Observatoire des droits humains en Algérie (ODHA), Algeria-Watch, 29 février 2004

Le 09 mars 1994, je fus présenté au tribunal d’Alger, situé à la rue Abane Ramdane. Trois autres compatriotes étaient également présentés avec moi pour d’autres affaires. Deux d’entre eux, anciens prisonniers de droit commun (dealers) avaient été arrêtés cette fois-ci pour une affaire de « terrorisme ». Le troisième était le muezzin du quartier d’Oued Ouchayeh, dans la banlieue d’Alger. Il avait été blessé à la main par balle lors de son arrestation et laissé sans soins au commissariat d’Hussein Dey où il a été séquestré et sauvagement torturé. C’était pour moi la fin d’un cauchemar, après deux mois de séquestration et de tortures. Nous étions au mois de Ramadhan, à la veille du 27e jour de ce mois sacré, si mes souvenirs sont bons. C’était aussi à cette période qu’avait eu lieu la fameuse évasion de près d’un millier de détenus de la prison de Tazoult.

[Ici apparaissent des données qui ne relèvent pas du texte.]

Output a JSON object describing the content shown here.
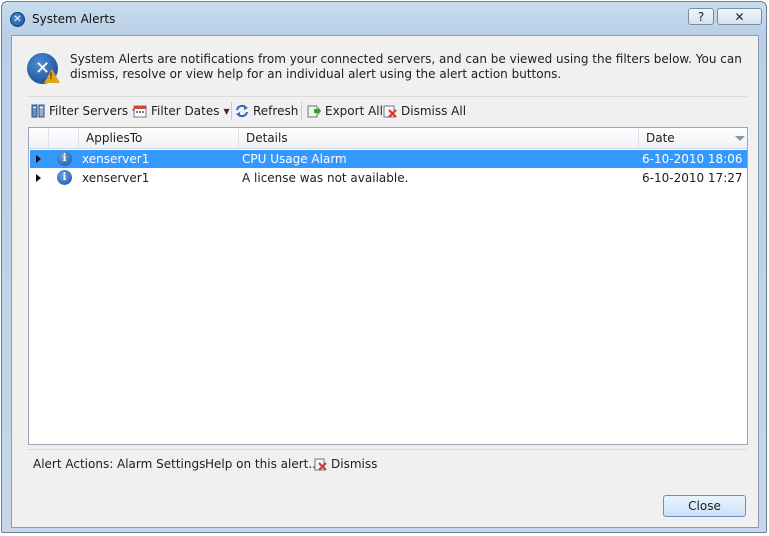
{
  "window": {
    "title": "System Alerts",
    "help_label": "?",
    "close_label": "✕"
  },
  "header": {
    "description": "System Alerts are notifications from your connected servers, and can be viewed using the filters below. You can dismiss, resolve or view help for an individual alert using the alert action buttons."
  },
  "toolbar": {
    "filter_servers": "Filter Servers",
    "filter_dates": "Filter Dates",
    "refresh": "Refresh",
    "export_all": "Export All",
    "dismiss_all": "Dismiss All"
  },
  "grid": {
    "columns": {
      "applies_to": "AppliesTo",
      "details": "Details",
      "date": "Date"
    },
    "rows": [
      {
        "applies_to": "xenserver1",
        "details": "CPU Usage Alarm",
        "date": "6-10-2010 18:06",
        "selected": true
      },
      {
        "applies_to": "xenserver1",
        "details": "A license was not available.",
        "date": "6-10-2010 17:27",
        "selected": false
      }
    ]
  },
  "alert_actions": {
    "label": "Alert Actions:",
    "alarm_settings": "Alarm Settings",
    "help": "Help on this alert...",
    "dismiss": "Dismiss"
  },
  "footer": {
    "close_label": "Close"
  },
  "colors": {
    "selection": "#3399ff",
    "title_gradient": "#b9cfe6"
  }
}
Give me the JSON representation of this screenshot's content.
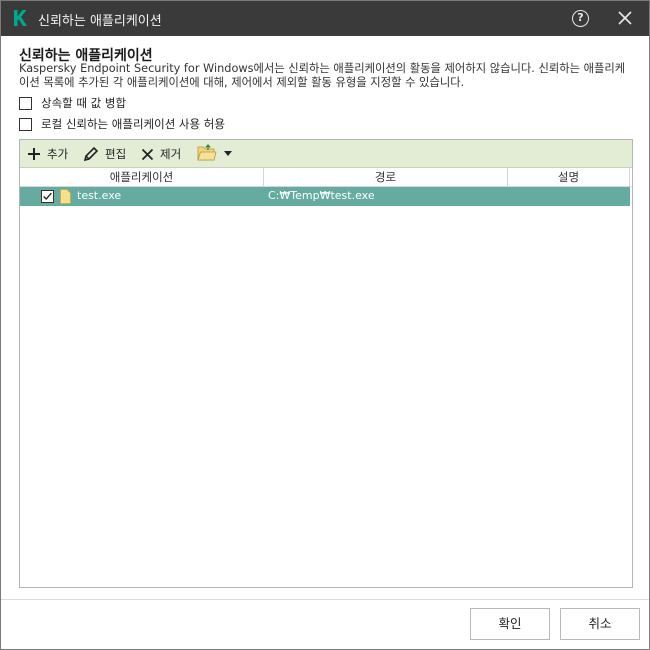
{
  "window": {
    "title": "신뢰하는 애플리케이션",
    "help_glyph": "?"
  },
  "header": {
    "title": "신뢰하는 애플리케이션",
    "description": "Kaspersky Endpoint Security for Windows에서는 신뢰하는 애플리케이션의 활동을 제어하지 않습니다. 신뢰하는 애플리케이션 목록에 추가된 각 애플리케이션에 대해, 제어에서 제외할 활동 유형을 지정할 수 있습니다."
  },
  "options": {
    "merge_on_inherit": {
      "label": "상속할 때 값 병합",
      "checked": false
    },
    "allow_local": {
      "label": "로컬 신뢰하는 애플리케이션 사용 허용",
      "checked": false
    }
  },
  "toolbar": {
    "add_label": "추가",
    "edit_label": "편집",
    "remove_label": "제거",
    "folder_icon": "folder-icon",
    "dropdown_icon": "caret-down-icon"
  },
  "table": {
    "columns": [
      "애플리케이션",
      "경로",
      "설명"
    ],
    "rows": [
      {
        "checked": true,
        "name": "test.exe",
        "path": "C:₩Temp₩test.exe",
        "description": "",
        "selected": true
      }
    ]
  },
  "footer": {
    "ok_label": "확인",
    "cancel_label": "취소"
  },
  "colors": {
    "titlebar": "#3a3a3a",
    "brand": "#00a88e",
    "toolbar": "#e3ecd5",
    "selection": "#65ab9f"
  }
}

Après avoir été brièvement entendus par le magistrat et la lecture des chefs d’accusation préfabriqués par nos tortionnaires au commissariat, nous fumes conduits à la sinistre prison de Serkadji.
C’était en début d’après-midi. Nous avons été reçu d’emblée par des coups de poings et de pieds par les gardiens. Des insultes et obscénités fusaient de partout. C’était, à l’époque leur manière d’accueillir les détenus politiques. Encadrés par de nombreux gardiens vociférants, on nous descendit au sous-sol, dans le quartier dit des « punis » pour reprendre le langage des détenus. Arrivés dans le couloir de ce quartier, on nous intima l’ordre de nous déshabiller totalement pour la fouille. Des coups de poing et de pied continuaient à pleuvoir sur nous. Une fois nus, on nous aligna contre le mur. Des moqueries de tous genres sortaient de la bouche des gardiens qui riaient.
Une fois fouillés, ils nous demandèrent de nous rhabiller et ils nous emmenèrent chez le coiffeur de la prison pour raser nos barbes et cheveux hirsutes qui dataient de plusieurs semaines de séquestration au centre de torture d’Hussein-Dey.
Ensuite, ils nous enfermèrent dans les cellules du sous-sol et ce, durant quinze jours. De temps à autre, des frères prisonniers des autres salles nous envoyaient par l’intermédiaire de certains gardiens des vêtements et des couffins d’aliments (nous étions au mois de Ramadhan). J’ouvre une parenthèse pour dire que tous les gardiens n’étaient pas sauvages dans leurs comportements. Il y avait une minorité qui se comportait correctement, respectant notre dignité d’êtres humains. C’est cette minorité qui nous transmettait des aliments et vêtements d’autres prisonniers, en cachette, bien sûr, de peur d’être dénoncés par leurs collègues à la direction.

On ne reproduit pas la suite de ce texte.